In fairness to Stallone, the specific connections to guys like Maguire are drawn by his NYT profiler. Nevertheless, the inference is clear: When it comes to the kind of explodey, R-rated, head-busting, mercenary thrills promised by Stallone's The Expendables, don't send a milquetoast, CGI-ed boy to do a prodigiously pumped man's job:
Asked what had killed classic action films like his Rambo and Rocky series -- which each eked out a respectable performance with retro-style sequels in the past few years -- Mr.
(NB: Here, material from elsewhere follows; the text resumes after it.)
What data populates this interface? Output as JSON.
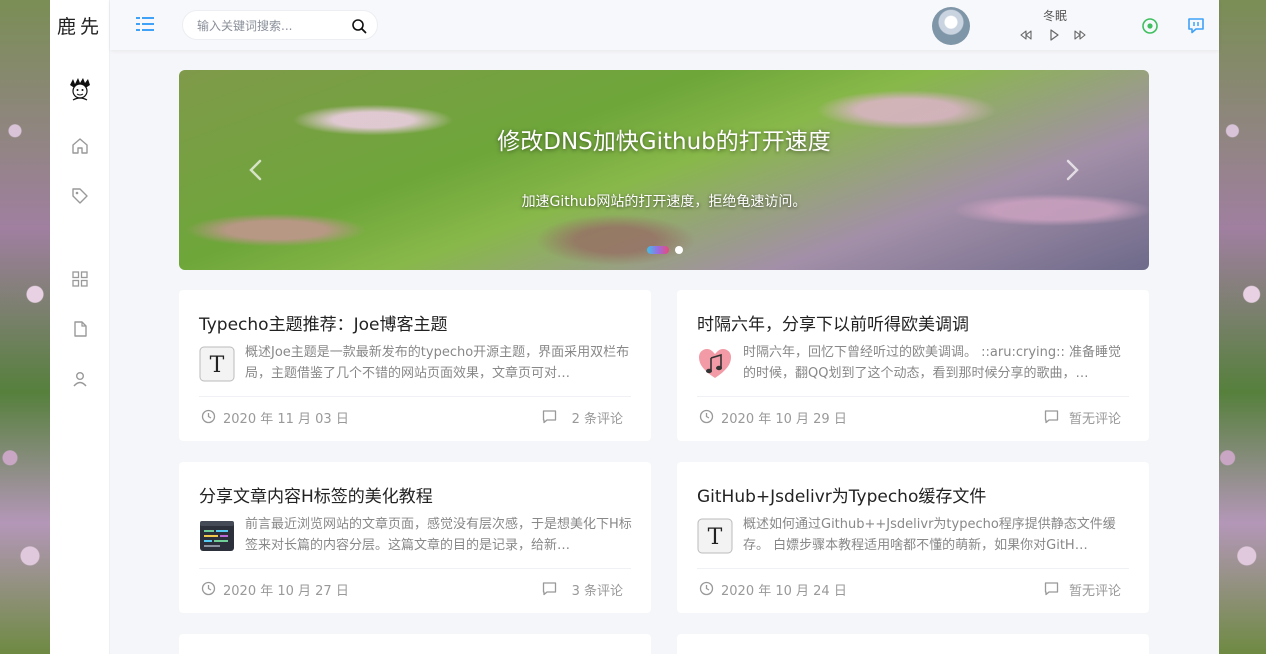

Stallone answered in a word: "technology."
When stars could "Velcro their muscles on, it was over," he said.
A lithe but loopy Tobey Maguire could play a perfectly credible Spider-Man, as computer-generated effects made up for the raw athleticism that Mr. Stallone, [Arnold] Schwarzenegger and others brought to their trademark roles. Meanwhile, attitudes changed, as Matt Damon, the self-doubting, Mini-Cooper-driving hero of the Bourne films, set the standard for a new and less violent kind of hero.
Also fun: Stallone sees Taylor Lautner ready to inherit the muscle-bound mantle. And Jean-Claude Van Damme declined the role that Stallone eventually offered to his Rocky IV nemesis Dolph Lungren, reportedly telling the actor-director, "[Y]ou should be trying to save people in South Central." I smell sequel!